O secretário de Relações Institucionais da Bahia, Adolpho Loyola, afirmou nesta segunda-feira (6), durante participação no podcast Só Política, que encarou com naturalidade a reunião da federação partidária que discutiu a filiação de deputados e rechaçou a versão de que teria sido pressionado no encontro.
“Eu não fui encurralado nem colocado na parede”, declarou Loyola. Segundo ele, sua ida à reunião ocorreu dentro de um processo político legítimo e foi motivada pela necessidade de apresentar a estratégia do governo no debate sobre a composição da federação.
Formação política e debate interno
Ao comentar o episódio, o secretário destacou sua trajetória dentro do Partido dos Trabalhadores (PT) e disse estar acostumado com divergências internas e discussões partidárias. “Minha formação política é no Partido dos Trabalhadores, eu vim do movimento estudantil, fui dirigente do PT por muito tempo. Então, eu estou muito bem acostumado com o debate”, afirmou.
Loyola explicou que a reunião foi convocada pelo presidente do PT com deputados da federação para tratar da entrada de parlamentares que desejavam integrar o grupo político. Segundo ele, sua participação não era uma obrigação institucional, mas uma escolha política baseada no diálogo. “Poderia não ter feito, poderia dizer: isso é um problema do partido, mas fui porque sou forjado no diálogo e na política”, disse.
Desconfortos naturais
Durante a entrevista, o secretário também reconheceu que a movimentação política pode gerar desconfortos internos, especialmente em momentos de rearranjo partidário.

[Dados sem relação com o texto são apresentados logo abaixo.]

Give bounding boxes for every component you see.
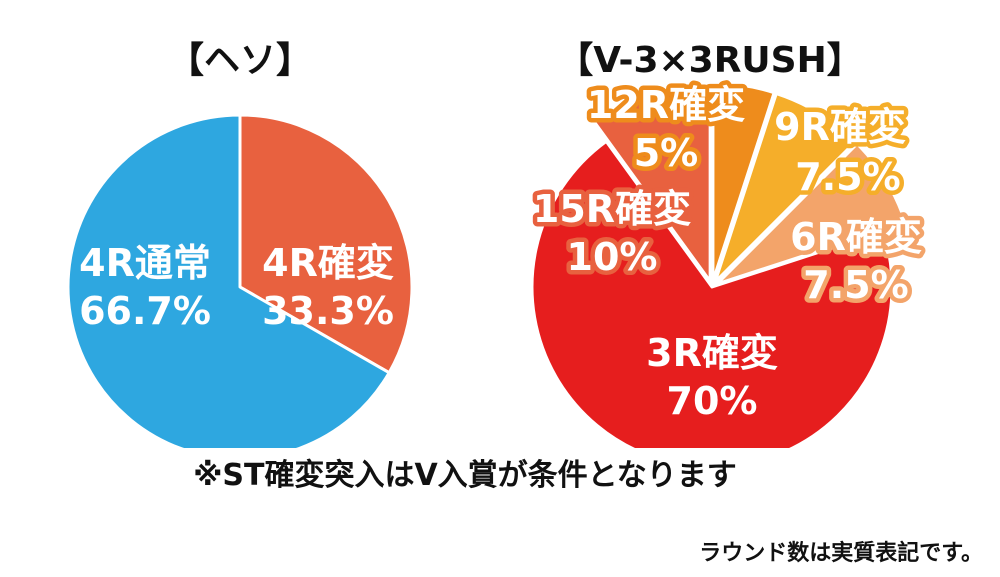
footer-note: ラウンド数は実質表記です。	[699, 540, 983, 566]
label-9r: 9R確変	[774, 105, 906, 149]
heso-pie	[66, 113, 414, 461]
condition-note: ※ST確変突入はV入賞が条件となります	[193, 458, 737, 493]
percent-15r: 10%	[567, 235, 658, 279]
percent-12r: 5%	[634, 131, 699, 175]
pie-slice-4r-kakuhen	[238, 113, 414, 375]
percent-4r-kakuhen: 33.3%	[262, 289, 394, 333]
pie-slice-15r-kakuhen	[592, 81, 712, 283]
label-15r: 15R確変	[533, 187, 691, 231]
percent-6r: 7.5%	[803, 263, 908, 307]
note-backdrop	[140, 448, 790, 496]
label-12r: 12R確変	[587, 83, 745, 127]
label-4r-normal: 4R通常	[79, 241, 211, 285]
label-3r: 3R確変	[646, 331, 778, 375]
percent-3r: 70%	[667, 379, 758, 423]
percent-9r: 7.5%	[795, 155, 900, 199]
label-4r-kakuhen: 4R確変	[262, 241, 394, 285]
pie-slice-12r-kakuhen	[711, 81, 776, 283]
pie-slice-6r-kakuhen	[715, 142, 907, 286]
pie-slice-4r-normal	[66, 113, 391, 461]
percent-4r-normal: 66.7%	[79, 289, 211, 333]
label-6r: 6R確変	[790, 215, 922, 259]
pie-slice-9r-kakuhen	[713, 92, 857, 284]
heso-title: 【ヘソ】	[168, 40, 312, 81]
rush-title: 【V-3×3RUSH】	[557, 40, 862, 81]
rush-pie	[530, 81, 907, 469]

Para ele, no entanto, esse tipo de reação é natural em ambientes democráticos e de construção coletiva. “Alguns se sentem ameaçados, a chapa estava feita de um jeito, outros companheiros questionam, mas isso é da vida política”, pontuou.
Loyola ainda ressaltou que partidos como PT, PCdoB e PV historicamente convivem com um ambiente mais amplo de debate interno e divergência. Na avaliação dele, esse tipo de embate não deve ser interpretado como crise, mas como parte da dinâmica política das legendas de esquerda.
Rotina partidária
Ao rebater a repercussão do encontro, o secretário afirmou que episódios semelhantes se repetem em diferentes períodos eleitorais e fazem parte da rotina partidária. “Todo noticiário nessa época do ano diz que o PT está pegando fogo, que está tendo debate, soltando nota. Isso acontece sempre”, afirmou.
Loyola disse que participou da reunião em tom de diálogo, sem intenção de confronto, e que tratou todos os envolvidos em condição de igualdade. “Nem fui fazer enfrentamento, fui participar do debate”, concluiu.
A declaração de Loyola ocorre após a definição das chapas majoritárias para as eleições de outubro, com a oposição tendo ACM Neto (União Brasil) como candidato ao governo, Zé Cocá (PP) como vice, e os senadores Angelo Coronel (Republicanos) e João Roma (PL) como candidatos ao Senado, e o governo estadual mantendo Geraldo Júnior (MDB) na vice-governadoria, ao lado dos senadores Jaques Wagner (PT) e Rui Costa (PT) . A fala do secretário busca dissipar a narrativa de crise interna na federação governista e reforçar a normalidade do debate político.